Wherever you are today, take a moment to celebrate for Mono Lake. Yes, we’ve got a long way to go, but it is down a road of lake restoration and stream health recovery that leads to a bright future indeed.
We were traveling that day in Yellowstone National Park, but knew it was happening and the moment was in our thoughts. When the bison calves started jumping around like little kids, we figured they were celebrating (wasn’t the whole world?) 18 years already! Who’d have thought the lake would still be so far from 6392 feet above sea level.
Yes, who’d have thought the lake would be so far…It seems reasonable to say the lake may never reach 6392 under the present scheme; it looks very much as though, after some initial rise, a new equilibrium has been reached. An Endorheic Basin like Mono can’t really spare ANY water just as a Pig can’t spare any ribs.
My first overnight at Mono was in September of 1994 when I stayed at what was once the “Sky Blue Motel” and enjoyed conversing with the Late Bob Stephan.
As year 20 approaches the time is coming when pressure needs to be brought to bear for reducing diversions by 6-8K acre feet if further rises can be expected and, furthermore, the annual diversions really have to be based on individual annual run-off rates….
Thanks Adrian for your insightful comments. We have been tracking this, especially over the last two years since Great Basin produced its 2010 PM10 SIP update asking similar questions. Up until 6 months ago, there was still a chance that with a repeat of early 1980s hydrology, the lake would reach 6391 (the post-transition trigger level) by September 28, 2014. The dry year of 2012 guarantees (based on historical hydrology) that will not happen. As a result, we are now assuming there will be a hearing in two years on the need for reducing or eliminating exports in order to raise the lake faster.
As for your point about the Mono Basin not being able to spare any water, the hydrologic modeling used in Decision 1631 appears to have been quite reliable, although no model is perfect. All available evidence shows the lake has not stabilized and will still reach the 6391 trigger, albeit over a longer period of time. Once that level is reached, annual runoff rates (as well as any changes in climate) will have a larger effect on annual exports.

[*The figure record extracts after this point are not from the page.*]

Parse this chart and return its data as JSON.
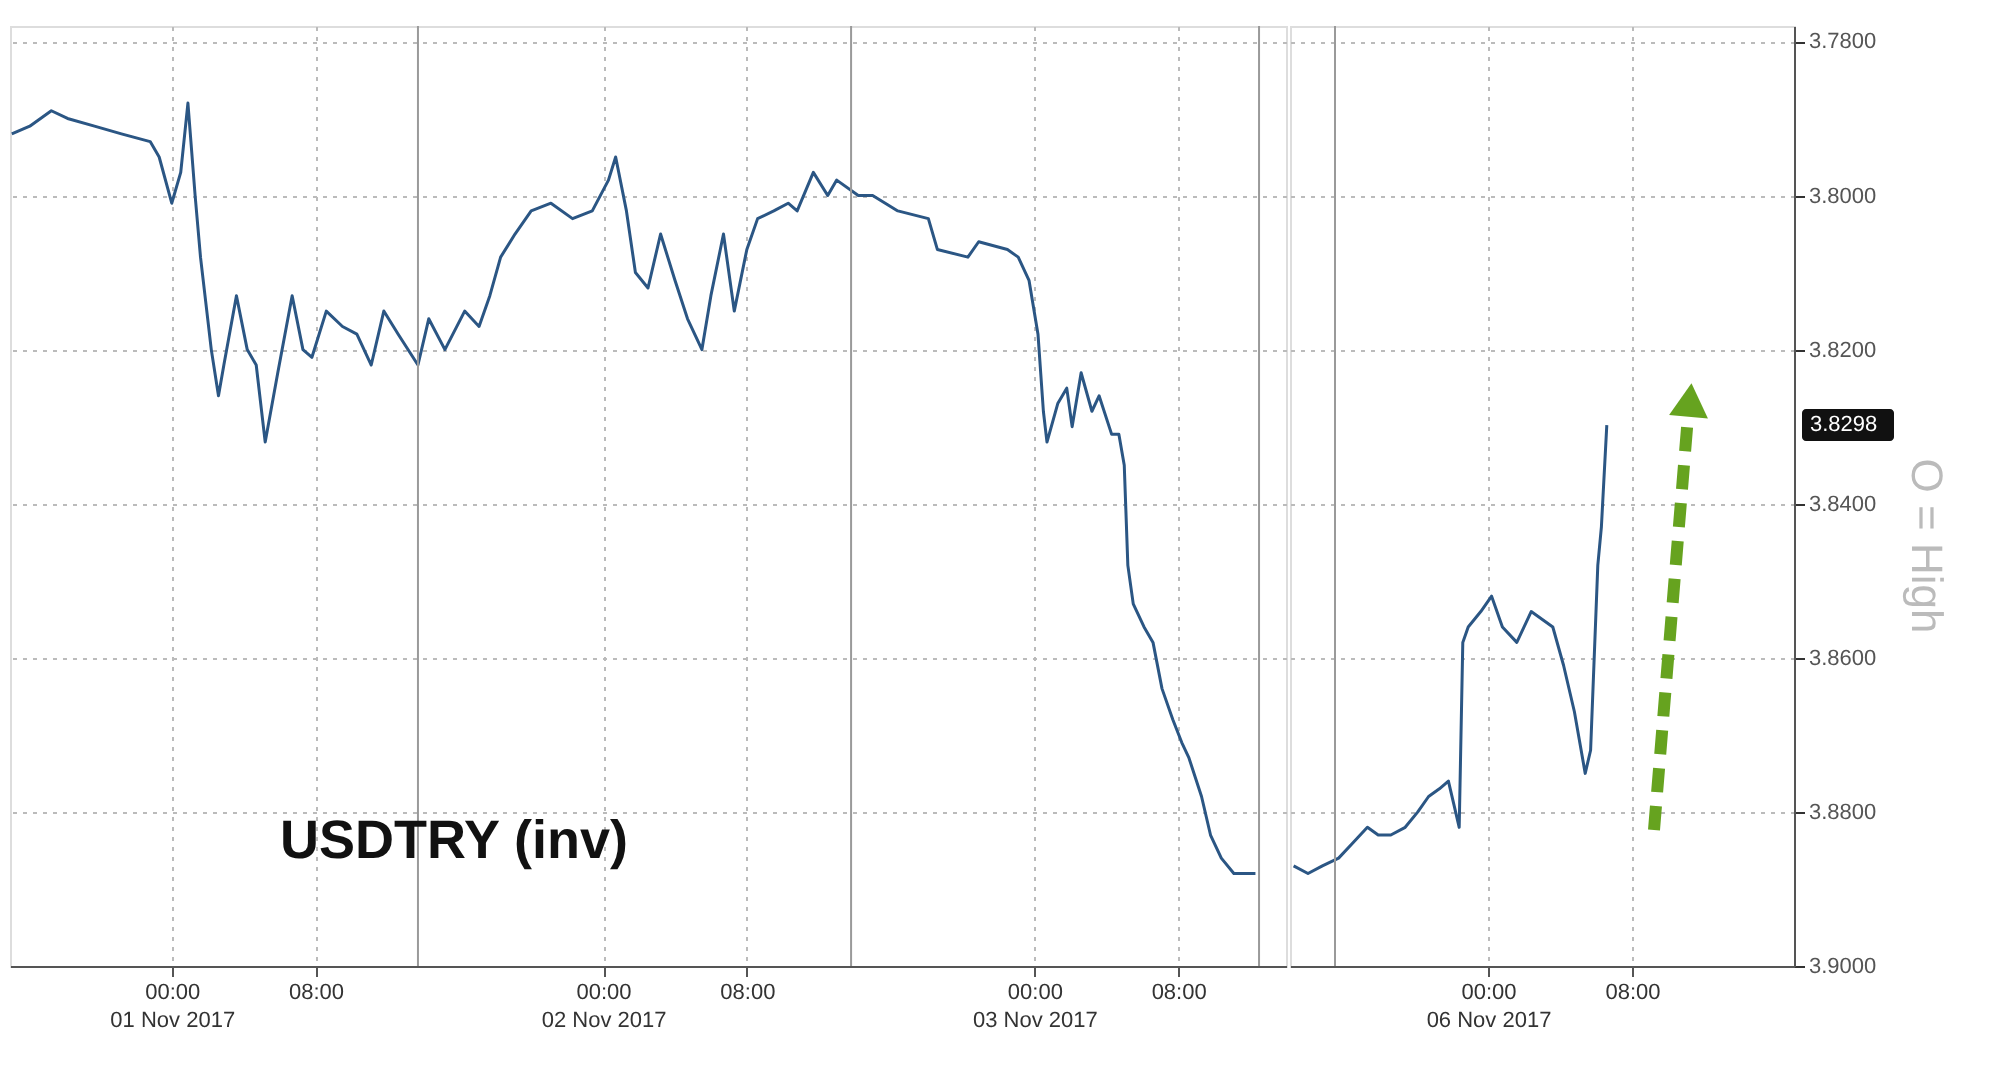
{
  "chart_data": [
    {
      "type": "line",
      "title": "USDTRY (inv)",
      "tick_labels": "x",
      "x": [
        "2017-10-31T15:06",
        "2017-10-31T16:06",
        "2017-10-31T17:18",
        "2017-10-31T18:12",
        "2017-10-31T19:42",
        "2017-10-31T21:12",
        "2017-10-31T22:48",
        "2017-10-31T23:18",
        "2017-11-01T00:00",
        "2017-11-01T00:30",
        "2017-11-01T00:54",
        "2017-11-01T01:18",
        "2017-11-01T01:36",
        "2017-11-01T02:12",
        "2017-11-01T02:36",
        "2017-11-01T02:54",
        "2017-11-01T03:36",
        "2017-11-01T04:12",
        "2017-11-01T04:42",
        "2017-11-01T05:12",
        "2017-11-01T05:54",
        "2017-11-01T06:42",
        "2017-11-01T07:18",
        "2017-11-01T07:48",
        "2017-11-01T08:36",
        "2017-11-01T09:30",
        "2017-11-01T10:18",
        "2017-11-01T11:06",
        "2017-11-01T11:48",
        "2017-11-01T12:36",
        "2017-11-01T13:42",
        "2017-11-01T14:18",
        "2017-11-01T15:12",
        "2017-11-01T16:18",
        "2017-11-01T17:06",
        "2017-11-01T17:42",
        "2017-11-01T18:18",
        "2017-11-01T19:06",
        "2017-11-01T20:00",
        "2017-11-01T21:06",
        "2017-11-01T22:18",
        "2017-11-01T23:24",
        "2017-11-02T00:18",
        "2017-11-02T00:42",
        "2017-11-02T01:18",
        "2017-11-02T01:48",
        "2017-11-02T02:30",
        "2017-11-02T03:12",
        "2017-11-02T04:00",
        "2017-11-02T04:42",
        "2017-11-02T05:30",
        "2017-11-02T06:00",
        "2017-11-02T06:42",
        "2017-11-02T07:18",
        "2017-11-02T08:00",
        "2017-11-02T08:36",
        "2017-11-02T09:30",
        "2017-11-02T10:18",
        "2017-11-02T10:48",
        "2017-11-02T11:42",
        "2017-11-02T12:30",
        "2017-11-02T13:00",
        "2017-11-02T14:12",
        "2017-11-02T15:00",
        "2017-11-02T16:24",
        "2017-11-02T18:06",
        "2017-11-02T18:36",
        "2017-11-02T20:18",
        "2017-11-02T20:54",
        "2017-11-02T22:30",
        "2017-11-02T23:06",
        "2017-11-02T23:42",
        "2017-11-03T00:12",
        "2017-11-03T00:30",
        "2017-11-03T00:42",
        "2017-11-03T01:18",
        "2017-11-03T01:48",
        "2017-11-03T02:06",
        "2017-11-03T02:36",
        "2017-11-03T03:12",
        "2017-11-03T03:36",
        "2017-11-03T04:18",
        "2017-11-03T04:42",
        "2017-11-03T05:00",
        "2017-11-03T05:12",
        "2017-11-03T05:30",
        "2017-11-03T06:06",
        "2017-11-03T06:36",
        "2017-11-03T07:06",
        "2017-11-03T07:42",
        "2017-11-03T08:12",
        "2017-11-03T08:36",
        "2017-11-03T09:18",
        "2017-11-03T09:48",
        "2017-11-03T10:24",
        "2017-11-03T11:06",
        "2017-11-03T11:48",
        "2017-11-03T12:18"
      ],
      "series": [
        {
          "color": "#2b5684",
          "values": [
            3.792,
            3.791,
            3.789,
            3.79,
            3.791,
            3.792,
            3.793,
            3.795,
            3.801,
            3.797,
            3.788,
            3.8,
            3.808,
            3.82,
            3.826,
            3.822,
            3.813,
            3.82,
            3.822,
            3.832,
            3.823,
            3.813,
            3.82,
            3.821,
            3.815,
            3.817,
            3.818,
            3.822,
            3.815,
            3.818,
            3.822,
            3.816,
            3.82,
            3.815,
            3.817,
            3.813,
            3.808,
            3.805,
            3.802,
            3.801,
            3.803,
            3.802,
            3.798,
            3.795,
            3.802,
            3.81,
            3.812,
            3.805,
            3.811,
            3.816,
            3.82,
            3.813,
            3.805,
            3.815,
            3.807,
            3.803,
            3.802,
            3.801,
            3.802,
            3.797,
            3.8,
            3.798,
            3.8,
            3.8,
            3.802,
            3.803,
            3.807,
            3.808,
            3.806,
            3.807,
            3.808,
            3.811,
            3.818,
            3.828,
            3.832,
            3.827,
            3.825,
            3.83,
            3.823,
            3.828,
            3.826,
            3.831,
            3.831,
            3.835,
            3.848,
            3.853,
            3.856,
            3.858,
            3.864,
            3.868,
            3.871,
            3.873,
            3.878,
            3.883,
            3.886,
            3.888,
            3.888,
            3.888
          ]
        }
      ],
      "xlim": [
        "2017-10-31T15:00",
        "2017-11-03T14:00"
      ],
      "ylim": [
        3.9,
        3.778
      ],
      "xticks": [
        {
          "value": "2017-11-01T00:00",
          "label": "00:00\n01 Nov 2017"
        },
        {
          "value": "2017-11-01T08:00",
          "label": "08:00"
        },
        {
          "value": "2017-11-02T00:00",
          "label": "00:00\n02 Nov 2017"
        },
        {
          "value": "2017-11-02T08:00",
          "label": "08:00"
        },
        {
          "value": "2017-11-03T00:00",
          "label": "00:00\n03 Nov 2017"
        },
        {
          "value": "2017-11-03T08:00",
          "label": "08:00"
        }
      ],
      "yticks": [
        3.78,
        3.8,
        3.82,
        3.84,
        3.86,
        3.88,
        3.9
      ],
      "grid": true,
      "ref_lines": [
        {
          "axis": "x",
          "value": "2017-11-01T13:42",
          "color": "#9a9a9a"
        },
        {
          "axis": "x",
          "value": "2017-11-02T13:48",
          "color": "#9a9a9a"
        },
        {
          "axis": "x",
          "value": "2017-11-03T12:30",
          "color": "#9a9a9a"
        }
      ]
    },
    {
      "type": "line",
      "annotations": [
        "3.8298",
        "O = High"
      ],
      "x": [
        "2017-11-05T13:12",
        "2017-11-05T14:00",
        "2017-11-05T14:48",
        "2017-11-05T15:42",
        "2017-11-05T16:30",
        "2017-11-05T17:18",
        "2017-11-05T17:54",
        "2017-11-05T18:36",
        "2017-11-05T19:24",
        "2017-11-05T20:06",
        "2017-11-05T20:42",
        "2017-11-05T21:18",
        "2017-11-05T21:48",
        "2017-11-05T22:06",
        "2017-11-05T22:24",
        "2017-11-05T22:36",
        "2017-11-05T22:54",
        "2017-11-05T23:36",
        "2017-11-06T00:12",
        "2017-11-06T00:48",
        "2017-11-06T01:36",
        "2017-11-06T02:24",
        "2017-11-06T03:36",
        "2017-11-06T04:12",
        "2017-11-06T04:48",
        "2017-11-06T05:24",
        "2017-11-06T05:42",
        "2017-11-06T06:06",
        "2017-11-06T06:18",
        "2017-11-06T06:36"
      ],
      "series": [
        {
          "color": "#2b5684",
          "values": [
            3.887,
            3.888,
            3.887,
            3.886,
            3.884,
            3.882,
            3.883,
            3.883,
            3.882,
            3.88,
            3.878,
            3.877,
            3.876,
            3.879,
            3.882,
            3.858,
            3.856,
            3.854,
            3.852,
            3.856,
            3.858,
            3.854,
            3.856,
            3.861,
            3.867,
            3.875,
            3.872,
            3.848,
            3.843,
            3.8298
          ]
        }
      ],
      "xlim": [
        "2017-11-05T13:00",
        "2017-11-06T17:00"
      ],
      "ylim": [
        3.9,
        3.778
      ],
      "xticks": [
        {
          "value": "2017-11-06T00:00",
          "label": "00:00\n06 Nov 2017"
        },
        {
          "value": "2017-11-06T08:00",
          "label": "08:00"
        }
      ],
      "yticks": [
        {
          "value": 3.78,
          "label": "3.7800"
        },
        {
          "value": 3.8,
          "label": "3.8000"
        },
        {
          "value": 3.82,
          "label": "3.8200"
        },
        {
          "value": 3.84,
          "label": "3.8400"
        },
        {
          "value": 3.86,
          "label": "3.8600"
        },
        {
          "value": 3.88,
          "label": "3.8800"
        },
        {
          "value": 3.9,
          "label": "3.9000"
        }
      ],
      "grid": true,
      "ref_lines": [
        {
          "axis": "x",
          "value": "2017-11-05T15:30",
          "color": "#9a9a9a"
        }
      ]
    }
  ]
}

We first started visiting Lee Vining just before Decision 1631 came out. At the time the attitude seemed to be “yeah – we won – now the lake will jump back to 6392 in no time flat!” Clearly nature has spoken and we are 10-ish feet away from the goal. My concern for the upcoming 2014 review of the decision is that DWP will fire up their PR fog machine and go back to the “not now, not ever, and litigate forever” mentality. I am afraid that we all have to be ready for a big fight. It will take the time, talents, and treasure of everyone to preserve the goals of 1631and to make the changes necessary to achieve those goals.
I am delighted for what has been accomplished so far but fear another Storm Over Mono.